Metamath Proof Explorer

Theorem cmslsschl

Description: A complete linear subspace of a subcomplex Hilbert space is a subcomplex Hilbert space. (Contributed by AV, 8-Oct-2022)

Ref Expression
Hypotheses cmslsschl.x 
|- X = ( W |`s U )
cmslsschl.s 
|- S = ( LSubSp ` W )
Assertion cmslsschl 
|- ( ( W e. CHil /\ X e. CMetSp /\ U e. S ) -> X e.
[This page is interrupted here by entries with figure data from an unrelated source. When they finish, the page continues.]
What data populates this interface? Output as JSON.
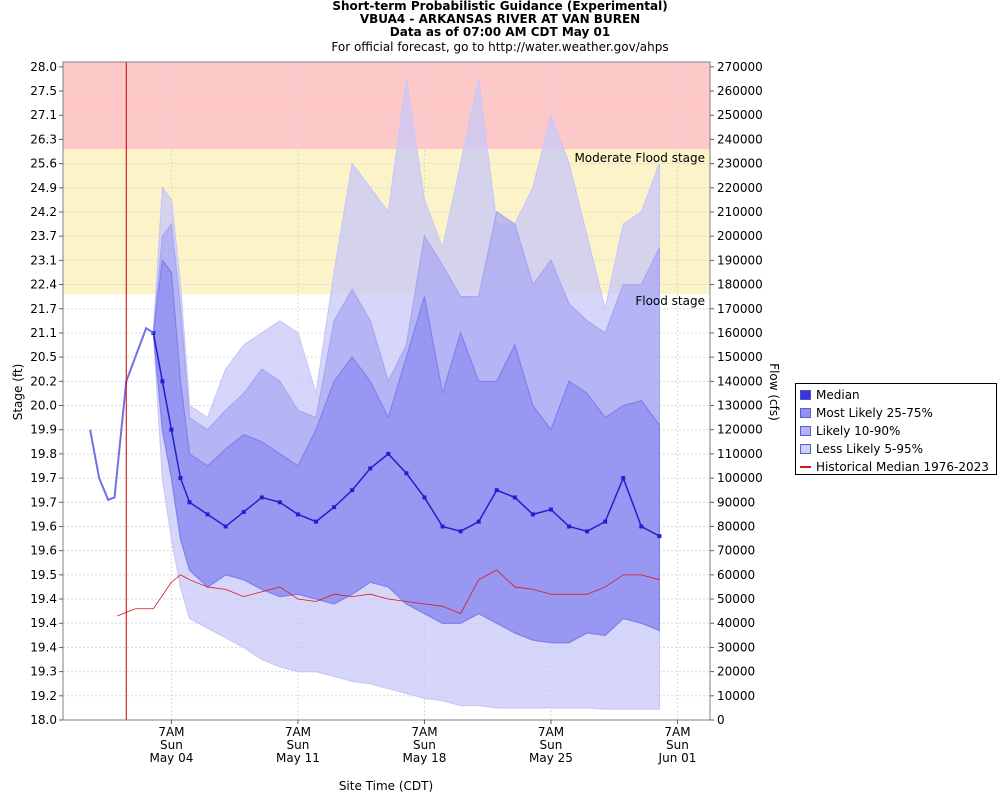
{
  "title": {
    "line1": "Short-term Probabilistic Guidance (Experimental)",
    "line2": "VBUA4 - ARKANSAS RIVER AT VAN BUREN",
    "line3": "Data as of 07:00 AM CDT May 01",
    "line4": "For official forecast, go to http://water.weather.gov/ahps"
  },
  "colors": {
    "moderate_band": "#ffc8c8",
    "flood_band": "#fcf3c8",
    "band_5_95": "#c8c8f8",
    "band_10_90": "#a6a6f4",
    "band_25_75": "#8080ee",
    "median_line": "#2020d0",
    "historical_line": "#d81818",
    "now_line": "#c00000"
  },
  "chart_data": {
    "type": "area",
    "title": "Short-term Probabilistic Guidance (Experimental)",
    "xlabel": "Site Time (CDT)",
    "ylabel": "Stage (ft)",
    "y2label": "Flow (cfs)",
    "x_start": "Apr 28",
    "x_ticks": [
      {
        "day": 6,
        "l1": "7AM",
        "l2": "Sun",
        "l3": "May 04"
      },
      {
        "day": 13,
        "l1": "7AM",
        "l2": "Sun",
        "l3": "May 11"
      },
      {
        "day": 20,
        "l1": "7AM",
        "l2": "Sun",
        "l3": "May 18"
      },
      {
        "day": 27,
        "l1": "7AM",
        "l2": "Sun",
        "l3": "May 25"
      },
      {
        "day": 34,
        "l1": "7AM",
        "l2": "Sun",
        "l3": "Jun 01"
      }
    ],
    "flow_ticks": [
      0,
      10000,
      20000,
      30000,
      40000,
      50000,
      60000,
      70000,
      80000,
      90000,
      100000,
      110000,
      120000,
      130000,
      140000,
      150000,
      160000,
      170000,
      180000,
      190000,
      200000,
      210000,
      220000,
      230000,
      240000,
      250000,
      260000,
      270000
    ],
    "stage_ticks": [
      "18.0",
      "19.2",
      "19.3",
      "19.4",
      "19.4",
      "19.4",
      "19.5",
      "19.6",
      "19.6",
      "19.7",
      "19.7",
      "19.8",
      "19.9",
      "20.0",
      "20.2",
      "20.5",
      "21.1",
      "21.7",
      "22.4",
      "23.1",
      "23.7",
      "24.2",
      "24.9",
      "25.6",
      "26.3",
      "27.1",
      "27.5",
      "28.0"
    ],
    "ylim_flow": [
      0,
      272000
    ],
    "flood_stage_flow": 176000,
    "moderate_stage_flow": 236000,
    "forecast_start_day": 3.5,
    "observed": {
      "x": [
        1.5,
        2.0,
        2.5,
        2.85,
        3.5,
        4.0,
        4.6,
        5.0
      ],
      "y": [
        120000,
        100000,
        91000,
        92000,
        140000,
        150000,
        162000,
        160000
      ]
    },
    "series": [
      {
        "name": "Median",
        "x": [
          5.0,
          5.5,
          6.0,
          6.5,
          7.0,
          8.0,
          9.0,
          10.0,
          11.0,
          12.0,
          13.0,
          14.0,
          15.0,
          16.0,
          17.0,
          18.0,
          19.0,
          20.0,
          21.0,
          22.0,
          23.0,
          24.0,
          25.0,
          26.0,
          27.0,
          28.0,
          29.0,
          30.0,
          31.0,
          32.0,
          33.0
        ],
        "y": [
          160000,
          140000,
          120000,
          100000,
          90000,
          85000,
          80000,
          86000,
          92000,
          90000,
          85000,
          82000,
          88000,
          95000,
          104000,
          110000,
          102000,
          92000,
          80000,
          78000,
          82000,
          95000,
          92000,
          85000,
          87000,
          80000,
          78000,
          82000,
          100000,
          80000,
          76000
        ]
      },
      {
        "name": "Most Likely 25-75%",
        "x": [
          5.0,
          5.5,
          6.0,
          6.5,
          7.0,
          8.0,
          9.0,
          10.0,
          11.0,
          12.0,
          13.0,
          14.0,
          15.0,
          16.0,
          17.0,
          18.0,
          19.0,
          20.0,
          21.0,
          22.0,
          23.0,
          24.0,
          25.0,
          26.0,
          27.0,
          28.0,
          29.0,
          30.0,
          31.0,
          32.0,
          33.0
        ],
        "upper": [
          160000,
          190000,
          185000,
          140000,
          110000,
          105000,
          112000,
          118000,
          115000,
          110000,
          105000,
          120000,
          140000,
          150000,
          140000,
          125000,
          150000,
          175000,
          135000,
          160000,
          140000,
          140000,
          155000,
          130000,
          120000,
          140000,
          135000,
          125000,
          130000,
          132000,
          122000
        ],
        "lower": [
          160000,
          120000,
          100000,
          75000,
          62000,
          55000,
          60000,
          58000,
          54000,
          51000,
          52000,
          50000,
          48000,
          52000,
          57000,
          55000,
          48000,
          44000,
          40000,
          40000,
          44000,
          40000,
          36000,
          33000,
          32000,
          32000,
          36000,
          35000,
          42000,
          40000,
          37000
        ]
      },
      {
        "name": "Likely 10-90%",
        "x": [
          5.0,
          5.5,
          6.0,
          6.5,
          7.0,
          8.0,
          9.0,
          10.0,
          11.0,
          12.0,
          13.0,
          14.0,
          15.0,
          16.0,
          17.0,
          18.0,
          19.0,
          20.0,
          21.0,
          22.0,
          23.0,
          24.0,
          25.0,
          26.0,
          27.0,
          28.0,
          29.0,
          30.0,
          31.0,
          32.0,
          33.0
        ],
        "upper": [
          160000,
          200000,
          205000,
          170000,
          125000,
          120000,
          128000,
          135000,
          145000,
          140000,
          128000,
          125000,
          165000,
          178000,
          165000,
          140000,
          155000,
          200000,
          188000,
          175000,
          175000,
          210000,
          205000,
          180000,
          190000,
          172000,
          165000,
          160000,
          180000,
          180000,
          195000
        ]
      },
      {
        "name": "Less Likely 5-95%",
        "x": [
          5.0,
          5.5,
          6.0,
          6.5,
          7.0,
          8.0,
          9.0,
          10.0,
          11.0,
          12.0,
          13.0,
          14.0,
          15.0,
          16.0,
          17.0,
          18.0,
          19.0,
          20.0,
          21.0,
          22.0,
          23.0,
          24.0,
          25.0,
          26.0,
          27.0,
          28.0,
          29.0,
          30.0,
          31.0,
          32.0,
          33.0
        ],
        "upper": [
          160000,
          220000,
          215000,
          180000,
          130000,
          125000,
          145000,
          155000,
          160000,
          165000,
          160000,
          135000,
          185000,
          230000,
          220000,
          210000,
          265000,
          215000,
          195000,
          230000,
          265000,
          205000,
          205000,
          220000,
          250000,
          230000,
          200000,
          170000,
          205000,
          210000,
          230000
        ],
        "lower": [
          160000,
          100000,
          75000,
          55000,
          42000,
          38000,
          34000,
          30000,
          25000,
          22000,
          20000,
          20000,
          18000,
          16000,
          15000,
          13000,
          11000,
          9000,
          8000,
          6000,
          6000,
          5000,
          5000,
          5000,
          5000,
          5000,
          5000,
          4500,
          4500,
          4500,
          4500
        ]
      },
      {
        "name": "Historical Median 1976-2023",
        "x": [
          3.0,
          4.0,
          5.0,
          6.0,
          6.5,
          7.0,
          8.0,
          9.0,
          10.0,
          11.0,
          12.0,
          13.0,
          14.0,
          15.0,
          16.0,
          17.0,
          18.0,
          19.0,
          20.0,
          21.0,
          22.0,
          23.0,
          24.0,
          25.0,
          26.0,
          27.0,
          28.0,
          29.0,
          30.0,
          31.0,
          32.0,
          33.0
        ],
        "y": [
          43000,
          46000,
          46000,
          57000,
          60000,
          58000,
          55000,
          54000,
          51000,
          53000,
          55000,
          50000,
          49000,
          52000,
          51000,
          52000,
          50000,
          49000,
          48000,
          47000,
          44000,
          58000,
          62000,
          55000,
          54000,
          52000,
          52000,
          52000,
          55000,
          60000,
          60000,
          58000
        ]
      }
    ],
    "annotations": [
      "Moderate Flood stage",
      "Flood stage"
    ]
  },
  "legend": {
    "items": [
      {
        "label": "Median"
      },
      {
        "label": "Most Likely 25-75%"
      },
      {
        "label": "Likely 10-90%"
      },
      {
        "label": "Less Likely 5-95%"
      },
      {
        "label": "Historical Median 1976-2023"
      }
    ]
  }
}
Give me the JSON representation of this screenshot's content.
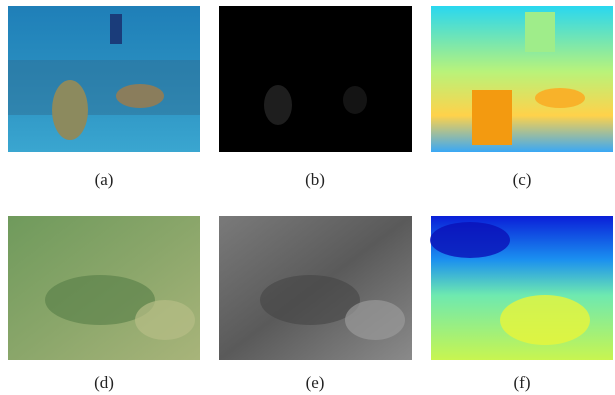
{
  "panels": [
    {
      "label": "(a)"
    },
    {
      "label": "(b)"
    },
    {
      "label": "(c)"
    },
    {
      "label": "(d)"
    },
    {
      "label": "(e)"
    },
    {
      "label": "(f)"
    }
  ]
}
CHil )

Proof

Step Hyp Ref Expression
1 cmslsschl.x 
 |-  X = ( W |`s U )
2 cmslsschl.s 
 |-  S = ( LSubSp ` W )
3 hlbn 
 |-  ( W e. CHil -> W e. Ban )
4 bnnvc 
 |-  ( W e. Ban -> W e. NrmVec )
5 3 4 syl 
 |-  ( W e. CHil -> W e. NrmVec )
6 5 3ad2ant1 
 |-  ( ( W e. CHil /\ X e. CMetSp /\ U e. S ) -> W e. NrmVec )
7 eqid 
 |-  ( Scalar ` W ) = ( Scalar ` W )
8 7 bnsca 
 |-  ( W e. Ban -> ( Scalar ` W ) e. CMetSp )
9 3 8 syl 
 |-  ( W e. CHil -> ( Scalar ` W ) e. CMetSp )
10 9 3ad2ant1 
 |-  ( ( W e. CHil /\ X e. CMetSp /\ U e. S ) -> ( Scalar ` W ) e. CMetSp )
11 3simpc 
 |-  ( ( W e. CHil /\ X e. CMetSp /\ U e. S ) -> ( X e. CMetSp /\ U e. S ) )
12 1 2 cmslssbn 
 |-  ( ( ( W e. NrmVec /\ ( Scalar ` W ) e. CMetSp ) /\ ( X e. CMetSp /\ U e. S ) ) -> X e. Ban )
13 6 10 11 12 syl21anc 
 |-  ( ( W e. CHil /\ X e. CMetSp /\ U e. S ) -> X e. Ban )
14 hlcph 
 |-  ( W e. CHil -> W e. CPreHil )
15 1 2 cphsscph 
 |-  ( ( W e. CPreHil /\ U e. S ) -> X e. CPreHil )
16 14 15 sylan 
 |-  ( ( W e. CHil /\ U e. S ) -> X e. CPreHil )
17 16 3adant2 
 |-  ( ( W e. CHil /\ X e. CMetSp /\ U e. S ) -> X e. CPreHil )
18 ishl 
 |-  ( X e. CHil <-> ( X e. Ban /\ X e. CPreHil ) )
19 13 17 18 sylanbrc 
 |-  ( ( W e. CHil /\ X e. CMetSp /\ U e. S ) -> X e. CHil )